The shape of the workload decides who looks fast. Kafka’s throughput comes from sequential appends, producer batching, and zero-copy reads — a continuous firehose of small messages is its best case, and it degrades gracefully as load climbs. RabbitMQ is the opposite profile: with short queues and moderate load its tail latency is excellent, often beating Kafka at p99, because messages pass through memory and rarely touch disk. Let queues grow deep, though, and RabbitMQ starts paging messages out, throughput drops, and latency goes from the best in the field to the worst. Kafka’s log does not care how far behind a consumer is.
The OpenMessaging benchmark cited above deserves a caveat: it measured sustained throughput and latency on three-broker clusters pushing 1 KB messages with replication factor 3 and durable producers. That is Kafka’s home game — a firehose with no routing. It did not measure topic-exchange fan-out, priority queues, per-message TTLs, or selective routing, which is the work RabbitMQ exists to do. A benchmark of those patterns would flatter RabbitMQ the way the firehose flatters Kafka.
Durability settings dominate the spread more than the engines do. A Kafka producer with acks=1 is answering a different question than one with acks=all and min.insync.replicas=2 — and Kafka famously trusts the OS page cache rather than fsyncing every message, while RabbitMQ’s quorum queues fsync before confirming. Comparing a loosely configured system against a strictly configured one measures the settings, not the software. Most published head-to-heads, including vendor ones, blur this line somewhere.

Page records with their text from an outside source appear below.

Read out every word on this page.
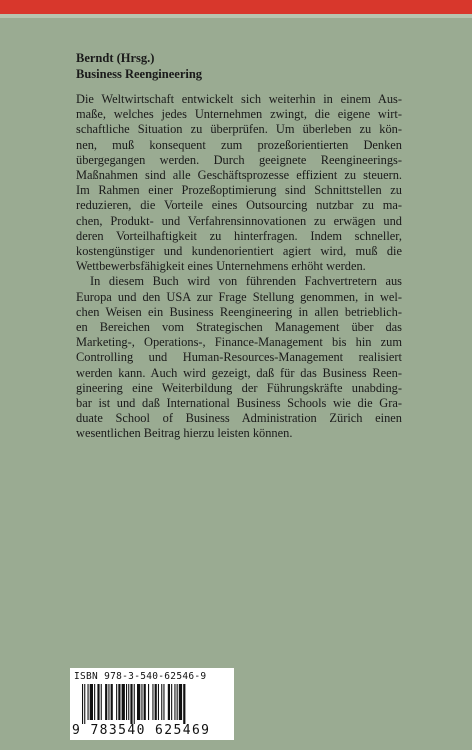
Berndt (Hrsg.)
Business Reengineering
Die Weltwirtschaft entwickelt sich weiterhin in einem Aus-
maße, welches jedes Unternehmen zwingt, die eigene wirt-
schaftliche Situation zu überprüfen. Um überleben zu kön-
nen, muß konsequent zum prozeßorientierten Denken
übergegangen werden. Durch geeignete Reengineerings-
Maßnahmen sind alle Geschäftsprozesse effizient zu steuern.
Im Rahmen einer Prozeßoptimierung sind Schnittstellen zu
reduzieren, die Vorteile eines Outsourcing nutzbar zu ma-
chen, Produkt- und Verfahrensinnovationen zu erwägen und
deren Vorteilhaftigkeit zu hinterfragen. Indem schneller,
kostengünstiger und kundenorientiert agiert wird, muß die
Wettbewerbsfähigkeit eines Unternehmens erhöht werden.
In diesem Buch wird von führenden Fachvertretern aus
Europa und den USA zur Frage Stellung genommen, in wel-
chen Weisen ein Business Reengineering in allen betrieblich-
en Bereichen vom Strategischen Management über das
Marketing-, Operations-, Finance-Management bis hin zum
Controlling und Human-Resources-Management realisiert
werden kann. Auch wird gezeigt, daß für das Business Reen-
gineering eine Weiterbildung der Führungskräfte unabding-
bar ist und daß International Business Schools wie die Gra-
duate School of Business Administration Zürich einen
wesentlichen Beitrag hierzu leisten können.
ISBN 978-3-540-62546-9
9 783540 625469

And most teams never reach territory where any of it matters. Below roughly 50K messages per second, either broker is loafing; the bottleneck is almost always the consumer — deserialization, the database write per message, the external API call. If your throughput target fits in that range, pick by shape (replay and fan-out versus routing and acks), not by benchmark deltas you will never get close to.